Materials and methods: Two urban AA cohorts of subjects aged 6 to 20 years (139 subjects with asthma and 74 subjects without asthma) were genotyped for 12 single nucleotide polymorphisms (SNPs) in 3 vitamin D metabolism genes: VDR (vitamin D receptor), CYP24A1 (cytochrome P450 vitamin D 24-hydroxylase), and CYP2R1 (cytochrome P450 vitamin D 25-hydroxylase). In a case-control analysis, SNPs were studied for associations with an asthma diagnosis. Within the asthmatic cohort, SNPs were analyzed for associations with quantitative asthma characteristics. All analyses were adjusted for age, sex, and body mass index percentile.

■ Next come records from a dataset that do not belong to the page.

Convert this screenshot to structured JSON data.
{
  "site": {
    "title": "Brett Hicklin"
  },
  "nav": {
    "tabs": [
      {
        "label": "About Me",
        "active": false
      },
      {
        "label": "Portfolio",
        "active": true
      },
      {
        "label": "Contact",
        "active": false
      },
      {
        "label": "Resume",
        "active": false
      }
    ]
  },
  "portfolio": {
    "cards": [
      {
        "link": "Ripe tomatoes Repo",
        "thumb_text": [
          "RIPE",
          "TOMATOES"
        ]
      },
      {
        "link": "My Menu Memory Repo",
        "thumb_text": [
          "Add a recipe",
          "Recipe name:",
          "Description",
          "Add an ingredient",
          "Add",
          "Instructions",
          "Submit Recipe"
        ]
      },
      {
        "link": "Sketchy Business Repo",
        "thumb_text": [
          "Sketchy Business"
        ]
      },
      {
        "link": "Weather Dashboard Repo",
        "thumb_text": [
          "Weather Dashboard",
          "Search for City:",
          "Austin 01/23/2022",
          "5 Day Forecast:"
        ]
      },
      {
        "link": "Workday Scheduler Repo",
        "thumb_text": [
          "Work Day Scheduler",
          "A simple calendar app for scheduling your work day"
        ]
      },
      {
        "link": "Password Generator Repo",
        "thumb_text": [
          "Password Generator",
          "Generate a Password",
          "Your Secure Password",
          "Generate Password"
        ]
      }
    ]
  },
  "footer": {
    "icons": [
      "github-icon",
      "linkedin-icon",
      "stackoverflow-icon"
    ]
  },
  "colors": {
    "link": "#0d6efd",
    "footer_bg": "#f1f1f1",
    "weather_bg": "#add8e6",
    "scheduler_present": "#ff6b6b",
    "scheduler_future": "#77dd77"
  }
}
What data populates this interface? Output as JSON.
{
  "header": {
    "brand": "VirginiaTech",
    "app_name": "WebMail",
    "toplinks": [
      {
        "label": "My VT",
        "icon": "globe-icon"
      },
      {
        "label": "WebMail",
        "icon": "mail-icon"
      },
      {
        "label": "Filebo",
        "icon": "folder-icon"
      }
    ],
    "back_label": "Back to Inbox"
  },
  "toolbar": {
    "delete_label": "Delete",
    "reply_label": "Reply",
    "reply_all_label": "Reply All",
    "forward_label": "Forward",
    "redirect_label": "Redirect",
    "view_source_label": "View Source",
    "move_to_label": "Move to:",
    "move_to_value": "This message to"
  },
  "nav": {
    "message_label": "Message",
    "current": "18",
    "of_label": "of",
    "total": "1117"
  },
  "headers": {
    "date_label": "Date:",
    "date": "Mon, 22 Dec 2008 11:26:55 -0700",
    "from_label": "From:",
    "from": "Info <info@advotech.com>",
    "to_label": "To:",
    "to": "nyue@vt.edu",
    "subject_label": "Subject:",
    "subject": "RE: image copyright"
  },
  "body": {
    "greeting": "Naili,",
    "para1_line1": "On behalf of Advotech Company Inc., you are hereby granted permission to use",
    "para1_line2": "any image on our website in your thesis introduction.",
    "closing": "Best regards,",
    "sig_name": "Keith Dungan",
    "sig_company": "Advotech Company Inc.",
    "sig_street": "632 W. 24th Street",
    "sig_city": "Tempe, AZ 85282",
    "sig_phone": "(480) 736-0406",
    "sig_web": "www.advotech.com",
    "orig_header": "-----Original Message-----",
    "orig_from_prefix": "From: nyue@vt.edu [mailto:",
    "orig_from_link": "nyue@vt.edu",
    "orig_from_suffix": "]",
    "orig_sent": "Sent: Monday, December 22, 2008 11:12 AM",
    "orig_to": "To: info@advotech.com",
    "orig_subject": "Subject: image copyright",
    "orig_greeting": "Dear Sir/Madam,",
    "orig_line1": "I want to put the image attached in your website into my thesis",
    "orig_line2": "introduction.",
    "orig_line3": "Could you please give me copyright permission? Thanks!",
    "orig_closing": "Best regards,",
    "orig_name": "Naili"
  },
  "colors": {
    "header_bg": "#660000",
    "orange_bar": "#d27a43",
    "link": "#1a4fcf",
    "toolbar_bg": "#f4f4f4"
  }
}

Results: Only the CYP2R1 SNP rs10766197 homozygous minor genotype was associated with asthma (P = 0.044). CYP24A1 SNP rs2248137 was associated with lower vitamin D levels (P = 0.006). Within the asthma cohort, multiple significant associations between SNPs and asthma characteristics were identified; VDR SNP rs2228570 was associated with the higher nighttime asthma morbidity scores (P = 0.04), lower baseline spirometric measures (P < 0.05), 1 or more positive aeroallergen skin test (P = 0.003), and increased immunoglobulin E levels (P < 0.001).

Discussion: This pilot study demonstrates that variants in vitamin D metabolism genes are associated with quantitative asthma characteristics in young, urban AAs. The collection of these associations provides evidence for the need for a large population-based study of vitamin D-relevant SNPs in this cohort.